Criterion A - in most menstrual cycles during the past year, at least 5 of the following 11 symptoms (including at least 1 of the first 4 listed) were present:

  1. Markedly depressed mood, feelings of hopelessness, or self-deprecating thoughts
  2. Marked anxiety, tension, feelings of being ‘keyed up’ or ‘on edge’
  3. Marked affective lability (e.g. feeling suddenly sad or tearful or experiencing increased sensitivity to rejection) 4. Persistent and marked anger or irritability or increased interpersonal conflicts
  4. Decreased interest in usual activities (e.g. work, school, friends, and hobbies)
    6 . Subjective sense of difficulty in concentrating
  5. Lethargy, easy fatigability, or marked lack of energy
    8 . Marked change in appetite, overeating, or specific food cravings
  6. Hypersomnia or insomnia
  7. A subjective sense of being overwhelmed or out of control
  8. Other physical symptoms, such as breast tenderness or swelling, headaches, joint or muscle pain, a sensation of bloating, or weight gain

The symptoms must have been present for most of the time during the last week of the luteal phase, must have begun to remit within a few days of the onset of menstrual flow, and must be absent in the week after menses.

Criterion B - the symptoms must be severe enough to interfere significantly with social, occupational, sexual, or scholastic functioning.
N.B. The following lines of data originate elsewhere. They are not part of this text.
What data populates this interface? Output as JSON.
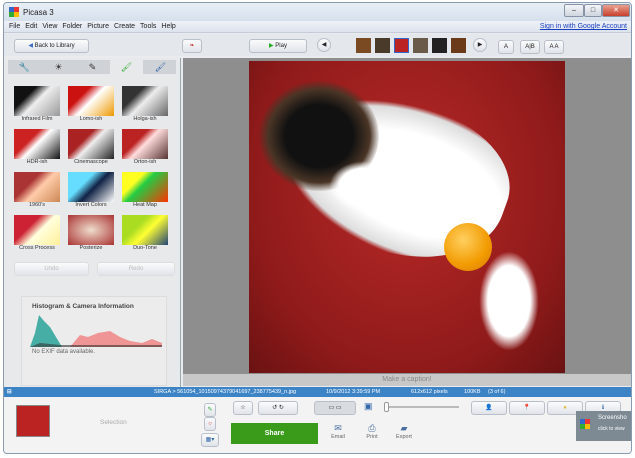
{
  "window": {
    "title": "Picasa 3",
    "controls": [
      "‒",
      "□",
      "✕"
    ]
  },
  "menu": {
    "items": [
      "File",
      "Edit",
      "View",
      "Folder",
      "Picture",
      "Create",
      "Tools",
      "Help"
    ],
    "sign_in": "Sign in with Google Account"
  },
  "toolbar": {
    "back": "Back to Library",
    "play": "Play",
    "layout_buttons": [
      "A",
      "A|B",
      "A A"
    ]
  },
  "left_tabs": [
    "🔧",
    "☀",
    "✎",
    "🖌",
    "🖌"
  ],
  "effects": [
    {
      "label": "Infrared Film",
      "bg": "linear-gradient(135deg,#111 30%,#eee 50%,#999)"
    },
    {
      "label": "Lomo-ish",
      "bg": "linear-gradient(135deg,#c11 30%,#fff 50%,#e90)"
    },
    {
      "label": "Holga-ish",
      "bg": "linear-gradient(135deg,#333 30%,#eee 50%,#666)"
    },
    {
      "label": "HDR-ish",
      "bg": "linear-gradient(135deg,#c22 35%,#fff 50%,#111)"
    },
    {
      "label": "Cinemascope",
      "bg": "linear-gradient(135deg,#a22 35%,#eee 50%,#222)"
    },
    {
      "label": "Orton-ish",
      "bg": "linear-gradient(135deg,#b22 35%,#fdd 50%,#533)"
    },
    {
      "label": "1960's",
      "bg": "linear-gradient(135deg,#a33 35%,#fca 55%,#c85)"
    },
    {
      "label": "Invert Colors",
      "bg": "linear-gradient(135deg,#6df 35%,#124 55%,#fff)"
    },
    {
      "label": "Heat Map",
      "bg": "linear-gradient(135deg,#ff2 30%,#2c4 45%,#f30)"
    },
    {
      "label": "Cross Process",
      "bg": "linear-gradient(135deg,#c23 35%,#ffd 55%,#fe9)"
    },
    {
      "label": "Posterize",
      "bg": "radial-gradient(#edc,#a33)"
    },
    {
      "label": "Duo-Tone",
      "bg": "linear-gradient(135deg,#ad2 35%,#ff3 55%,#247)"
    }
  ],
  "undo": "Undo",
  "redo": "Redo",
  "histogram": {
    "title": "Histogram & Camera Information",
    "note": "No EXIF data available."
  },
  "caption_placeholder": "Make a caption!",
  "status": {
    "path": "SIRGA > 561054_10150974379041697_238775439_n.jpg",
    "date": "10/9/2012 3:39:59 PM",
    "dims": "612x612 pixels",
    "size": "100KB",
    "index": "(3 of 6)"
  },
  "bottom": {
    "selection": "Selection",
    "share": "Share",
    "email": "Email",
    "print": "Print",
    "export": "Export",
    "notification_title": "Screensho",
    "notification_sub": "click to view"
  }
}
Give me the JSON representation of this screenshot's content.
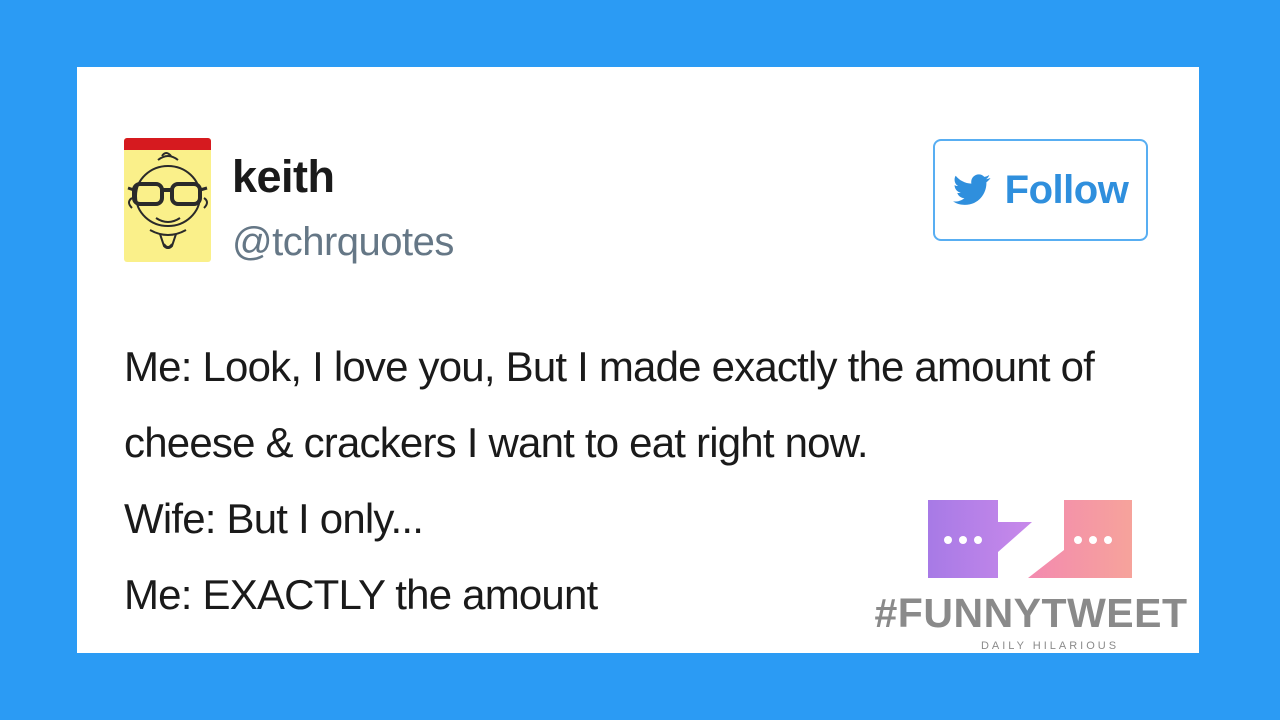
{
  "tweet": {
    "display_name": "keith",
    "handle": "@tchrquotes",
    "follow_label": "Follow",
    "lines": [
      "Me: Look, I love you, But I made exactly the amount of",
      "cheese & crackers I want to eat right now.",
      "Wife: But I only...",
      "Me: EXACTLY the amount"
    ]
  },
  "watermark": {
    "title": "#FUNNYTWEET",
    "subtitle": "DAILY HILARIOUS"
  },
  "icons": {
    "avatar": "cartoon-face-with-glasses-icon",
    "follow": "twitter-bird-icon",
    "watermark": "chat-bubbles-icon"
  },
  "colors": {
    "background": "#2b9bf4",
    "card": "#ffffff",
    "follow_accent": "#2f8fdd",
    "handle": "#657786",
    "bubble_left": "#b87fe8",
    "bubble_right": "#f28fa5"
  }
}
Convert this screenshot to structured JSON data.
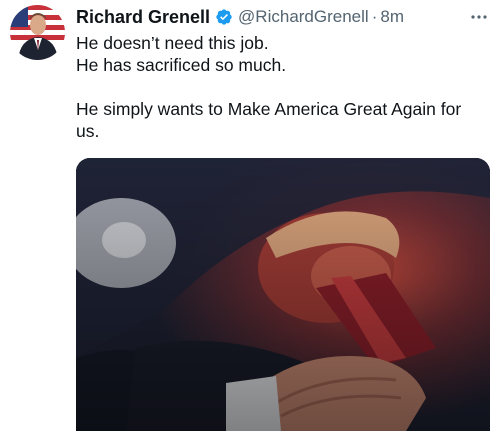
{
  "tweet": {
    "author": {
      "display_name": "Richard Grenell",
      "handle": "@RichardGrenell",
      "verified": true
    },
    "separator": "·",
    "timestamp": "8m",
    "text_lines": [
      "He doesn’t need this job.",
      "He has sacrificed so much.",
      "",
      "He simply wants to Make America Great Again for",
      "us."
    ],
    "media": {
      "type": "photo"
    }
  },
  "icons": {
    "verified": "verified-badge-icon",
    "more": "more-options-icon"
  },
  "colors": {
    "name_text": "#0f1419",
    "secondary_text": "#536471",
    "verified_badge": "#1d9bf0"
  }
}
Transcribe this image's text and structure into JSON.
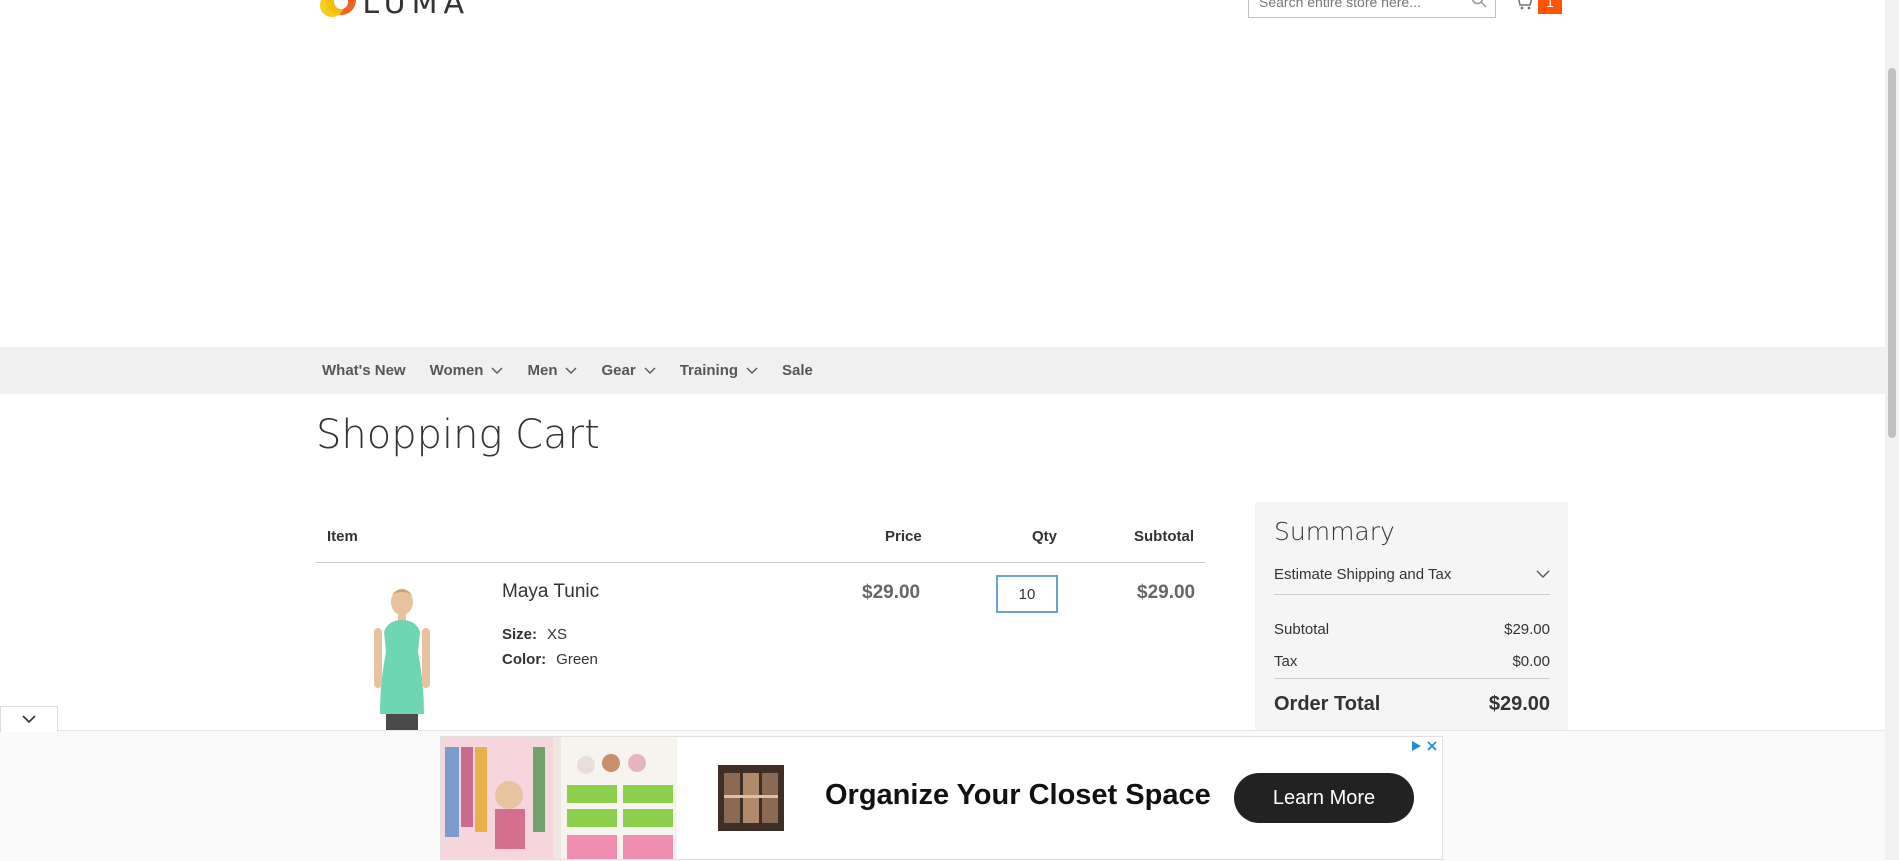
{
  "header": {
    "logo_text": "LUMA",
    "search_placeholder": "Search entire store here...",
    "cart_count": "1"
  },
  "nav": {
    "items": [
      {
        "label": "What's New",
        "has_dropdown": false
      },
      {
        "label": "Women",
        "has_dropdown": true
      },
      {
        "label": "Men",
        "has_dropdown": true
      },
      {
        "label": "Gear",
        "has_dropdown": true
      },
      {
        "label": "Training",
        "has_dropdown": true
      },
      {
        "label": "Sale",
        "has_dropdown": false
      }
    ]
  },
  "page": {
    "title": "Shopping Cart"
  },
  "cart": {
    "headers": {
      "item": "Item",
      "price": "Price",
      "qty": "Qty",
      "subtotal": "Subtotal"
    },
    "items": [
      {
        "name": "Maya Tunic",
        "options": [
          {
            "label": "Size:",
            "value": "XS"
          },
          {
            "label": "Color:",
            "value": "Green"
          }
        ],
        "price": "$29.00",
        "qty": "10",
        "subtotal": "$29.00"
      }
    ]
  },
  "summary": {
    "title": "Summary",
    "estimate_label": "Estimate Shipping and Tax",
    "subtotal_label": "Subtotal",
    "subtotal_value": "$29.00",
    "tax_label": "Tax",
    "tax_value": "$0.00",
    "total_label": "Order Total",
    "total_value": "$29.00"
  },
  "ad": {
    "headline": "Organize Your Closet Space",
    "button_label": "Learn More"
  },
  "colors": {
    "accent": "#ff5501",
    "nav_bg": "#f0f0f0",
    "summary_bg": "#f5f5f5",
    "ad_button": "#222222"
  }
}
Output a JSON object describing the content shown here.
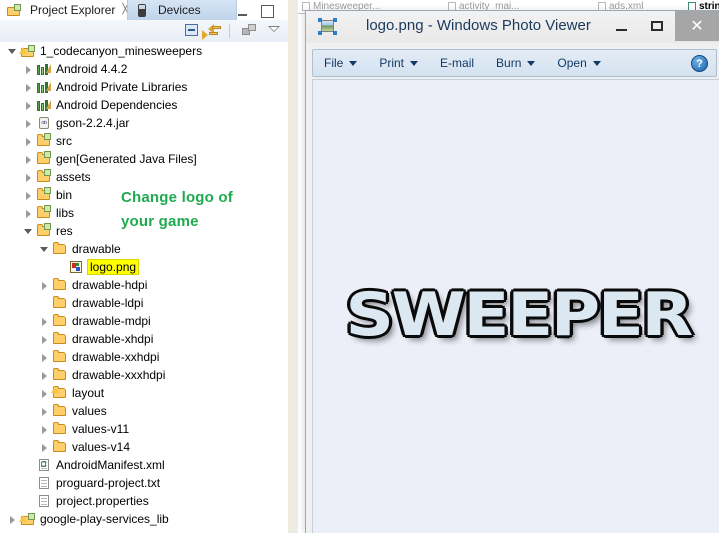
{
  "eclipse": {
    "tabs": [
      {
        "label": "Project Explorer",
        "icon": "project-explorer-icon",
        "close": "╳",
        "active": true
      },
      {
        "label": "Devices",
        "icon": "devices-icon",
        "active": false
      }
    ],
    "view_toolbar": [
      {
        "name": "collapse-all-icon"
      },
      {
        "name": "link-with-editor-icon"
      },
      {
        "name": "view-menu-icon"
      },
      {
        "name": "view-dropdown-icon"
      }
    ],
    "window_buttons": {
      "minimize": "minimize-icon",
      "maximize": "maximize-icon"
    },
    "tree": [
      {
        "indent": 0,
        "arrow": "expanded",
        "icon": "android-project-icon",
        "label": "1_codecanyon_minesweepers"
      },
      {
        "indent": 1,
        "arrow": "collapsed",
        "icon": "library-icon",
        "label": "Android 4.4.2"
      },
      {
        "indent": 1,
        "arrow": "collapsed",
        "icon": "library-icon",
        "label": "Android Private Libraries"
      },
      {
        "indent": 1,
        "arrow": "collapsed",
        "icon": "library-icon",
        "label": "Android Dependencies"
      },
      {
        "indent": 1,
        "arrow": "collapsed",
        "icon": "jar-icon",
        "label": "gson-2.2.4.jar"
      },
      {
        "indent": 1,
        "arrow": "collapsed",
        "icon": "source-folder-icon",
        "label": "src"
      },
      {
        "indent": 1,
        "arrow": "collapsed",
        "icon": "gen-folder-icon",
        "label": "gen",
        "sub": " [Generated Java Files]"
      },
      {
        "indent": 1,
        "arrow": "collapsed",
        "icon": "package-folder-icon",
        "label": "assets"
      },
      {
        "indent": 1,
        "arrow": "collapsed",
        "icon": "package-folder-icon",
        "label": "bin"
      },
      {
        "indent": 1,
        "arrow": "collapsed",
        "icon": "package-folder-icon",
        "label": "libs"
      },
      {
        "indent": 1,
        "arrow": "expanded",
        "icon": "package-folder-icon",
        "label": "res"
      },
      {
        "indent": 2,
        "arrow": "expanded",
        "icon": "folder-icon",
        "label": "drawable"
      },
      {
        "indent": 3,
        "arrow": "none",
        "icon": "png-image-icon",
        "label": "logo.png",
        "highlight": true
      },
      {
        "indent": 2,
        "arrow": "collapsed",
        "icon": "folder-icon",
        "label": "drawable-hdpi"
      },
      {
        "indent": 2,
        "arrow": "none",
        "icon": "folder-icon",
        "label": "drawable-ldpi"
      },
      {
        "indent": 2,
        "arrow": "collapsed",
        "icon": "folder-icon",
        "label": "drawable-mdpi"
      },
      {
        "indent": 2,
        "arrow": "collapsed",
        "icon": "folder-icon",
        "label": "drawable-xhdpi"
      },
      {
        "indent": 2,
        "arrow": "collapsed",
        "icon": "folder-icon",
        "label": "drawable-xxhdpi"
      },
      {
        "indent": 2,
        "arrow": "collapsed",
        "icon": "folder-icon",
        "label": "drawable-xxxhdpi"
      },
      {
        "indent": 2,
        "arrow": "collapsed",
        "icon": "warn-folder-icon",
        "label": "layout"
      },
      {
        "indent": 2,
        "arrow": "collapsed",
        "icon": "folder-icon",
        "label": "values"
      },
      {
        "indent": 2,
        "arrow": "collapsed",
        "icon": "folder-icon",
        "label": "values-v11"
      },
      {
        "indent": 2,
        "arrow": "collapsed",
        "icon": "folder-icon",
        "label": "values-v14"
      },
      {
        "indent": 1,
        "arrow": "none",
        "icon": "xml-file-icon",
        "label": "AndroidManifest.xml"
      },
      {
        "indent": 1,
        "arrow": "none",
        "icon": "text-file-icon",
        "label": "proguard-project.txt"
      },
      {
        "indent": 1,
        "arrow": "none",
        "icon": "text-file-icon",
        "label": "project.properties"
      },
      {
        "indent": 0,
        "arrow": "collapsed",
        "icon": "android-project-icon",
        "label": "google-play-services_lib"
      }
    ],
    "annotation": {
      "line1": "Change logo of",
      "line2": "your game",
      "color": "#1faa4f"
    },
    "editor_tabs": [
      {
        "label": "Minesweeper...",
        "icon": "java-file-icon",
        "active": false
      },
      {
        "label": "activity_mai...",
        "icon": "xml-file-icon",
        "active": false
      },
      {
        "label": "ads.xml",
        "icon": "xml-file-icon",
        "active": false
      },
      {
        "label": "strings.",
        "icon": "xml-file-icon",
        "active": true
      }
    ]
  },
  "viewer": {
    "title": "logo.png - Windows Photo Viewer",
    "icon": "photo-viewer-icon",
    "window_buttons": {
      "minimize": "minimize-icon",
      "maximize": "maximize-icon",
      "close_label": "✕"
    },
    "toolbar": [
      {
        "label": "File",
        "has_caret": true
      },
      {
        "label": "Print",
        "has_caret": true
      },
      {
        "label": "E-mail",
        "has_caret": false
      },
      {
        "label": "Burn",
        "has_caret": true
      },
      {
        "label": "Open",
        "has_caret": true
      }
    ],
    "help_label": "?",
    "canvas": {
      "background": "#eceff8",
      "image_text": "SWEEPER",
      "image_style": "grunge outlined logo"
    }
  }
}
For example, the patient may avoid social activities or exhibit decreased productivity and efficiency at work or school.

Criterion C - the symptoms must be discretely related to the menstrual cycle and must not merely represent an exacerbation of the symptoms of another disorder, such as major depressive disorder, panic disorder, dysthymic disorder, or a personality disorder (although the symptoms may be superimposed on those of any of these disorders).

Criterion D - criteria A, B, and C must be confirmed by prospective daily ratings during at least 2 consecutive symptomatic menstrual cycles. The diagnosis may be made provisionally before this confirmation.

Of the 11 symptoms listed in DSM-5, 10 are emotional and behavioral in nature; only 1 includes multiple common physical symptoms. Thus, PMDD defines a narrow group of women with the most severe premenstrual emotional symptoms, with functional impairment, and without a concurrent Axis I or Axis II disorder that is exacerbated premenstrually.